Entrego as fotos a 103.jpg, que "se digire ao caixa". Fico ali imaginando o que ocorreria se a estuprasse; eu teria que me matar, antes de ser preso. Não daria um bom Papillon — para ser franco, a única virtude necessária à sobrevivência de que ainda posso me gabar é o medo. Enquanto sai, observo que suas nádegas são apenas razoáveis, mas isso basta para uma carreira brilhante, afinal. Me ocorre que já deviam ter sido estapeadas inúmeras vezes. Tenho vontade de fazer o mesmo. Como seriam seus gemidos? Parece fazer o tipo "ai". Estou certo agora de que, se a conhecesse, logo ficaria convencido de seu inegável valor pessoal. Riria de suas histórias domésticas, vibraria com seus relatos de vitórias provincianas.

Pego meu guarda-chuva e tranco a porta. Passa um pouco da meia noite, e uso várias camisas sobrepostas — o clima é mais frio essa época do ano. A varanda está cheia de insetos, que passeiam na tinta amarela descascada das paredes, ou esperam, estupidamente. Atravesso o terraço e abro o portão, tentando não fazer barulho. Sei que a velha ouve; talvez até fique acordada mais tempo, só para ouvir. A vida dos idosos, em síntese, consiste nesse parasitismo residual das vidas mais jovens. Em particular, a dela pode ser reduzida a um triângulo exangue, ao mesmo tempo pecuniário e afetivo, cujos vértices são ela mesma, os clientes e o cachorro. Formamos uma pequena família. Apesar dos meus hábitos suspeitos, tais como sair de madrugada, viver sozinho e beber diariamente, ela depende de mim — e embora em menor proporção, também dependo dela. Afinal, não sou eu quem está morrendo sozinho. Devemos nossa união ao dinheiro; é o que inicialmente nos motiva à convivência — raquítica, mas convivência. Ainda que depois seja o simples estar ali, os dois, que insititui um tipo infame de dependência.

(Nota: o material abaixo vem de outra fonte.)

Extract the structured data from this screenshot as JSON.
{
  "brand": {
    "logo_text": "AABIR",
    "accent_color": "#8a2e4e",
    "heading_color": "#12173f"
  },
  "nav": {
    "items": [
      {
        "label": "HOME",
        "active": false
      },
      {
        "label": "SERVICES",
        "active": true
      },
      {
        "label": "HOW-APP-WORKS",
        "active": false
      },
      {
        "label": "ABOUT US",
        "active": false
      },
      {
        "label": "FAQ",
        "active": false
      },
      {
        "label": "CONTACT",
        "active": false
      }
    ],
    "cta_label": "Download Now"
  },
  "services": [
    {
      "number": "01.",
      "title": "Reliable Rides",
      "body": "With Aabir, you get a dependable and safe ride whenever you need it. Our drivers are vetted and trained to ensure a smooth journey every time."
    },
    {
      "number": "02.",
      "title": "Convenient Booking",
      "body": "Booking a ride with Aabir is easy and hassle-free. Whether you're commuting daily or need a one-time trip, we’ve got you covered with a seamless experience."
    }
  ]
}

Tranco o cadeado e saio pela rua, vou caminhando sobre os paralelepípedos úmidos da neblina. Na loja de conveniência do posto, compro um sanduíche natural. Fico um bom tempo escolhendo um refrigerante, postado em frente ao freezer.

Tranco a porta da copiadora e ligo a lâmpada. A impressão de calor e segurança do ambiente interior contrasta com as ruas do centro, de madrugada. Quando fecho a porta, o frio e a ameaça somem por mágica. Ponho as chaves sobre a mesa, ligo o computador; sento e espero o Windows carregar. Fico olhando a mesa de Goreti, do outro lado da sala.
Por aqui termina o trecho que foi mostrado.